Après une première année de mandat très réussie au niveau international et par sa capacité à incarner la fonction présidentielle, Emmanuel Macron va fixer les grandes orientations d'une deuxième phase de son quinquennat qui débute avec la préparation du budget 2019.

Il est probable que le contexte général soit moins favorable : gouvernement eurosceptique en Italie,  Brexit négatif pour l'Europe, un président Trump imprévisible et protectionniste, la hausse du prix du pétrole...Objectivement, tout ceci n'est pas favorable au maintien d'une croissance à 2 %, en dépit des prévisions confirmées (jusqu'à quand ?).

Les discours contradictoires de plusieurs ministres donnent à penser que parmi les économies envisagées la baisse de certaines aides sociales fait partie des options possibles. Ce serait alors clairement une rupture de l'équilibre proclamé entre  "libérer" et "protéger"...Et une dérive génératrice d'un nouveau coup de frein sur la croissance.
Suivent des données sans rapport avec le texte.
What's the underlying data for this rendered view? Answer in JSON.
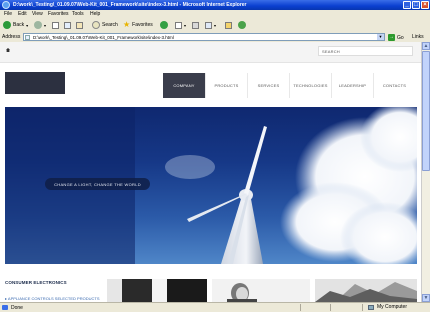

Mieux gérer l'Etat et simplifier les aides pour davantage d'efficacité est naturellement nécessaire, mais une ponction sur les plus démunis serait dévastatrice pour la crédibilité sociale du gouvernement, après une première période nettement favorable aux "premiers de cordée".

La démotivation des nombreux électeurs de gauche qui ont permis l'élection d'Emmanuel Macron deviendrait inévitable. Et en l'absence de tout autre progarmme sérieux à gauche, la voie serait ouverte pour un succès des populistes de droite aux élections Européennes de 2019. Ce qu'aucun progressiste ne peut souhaiter.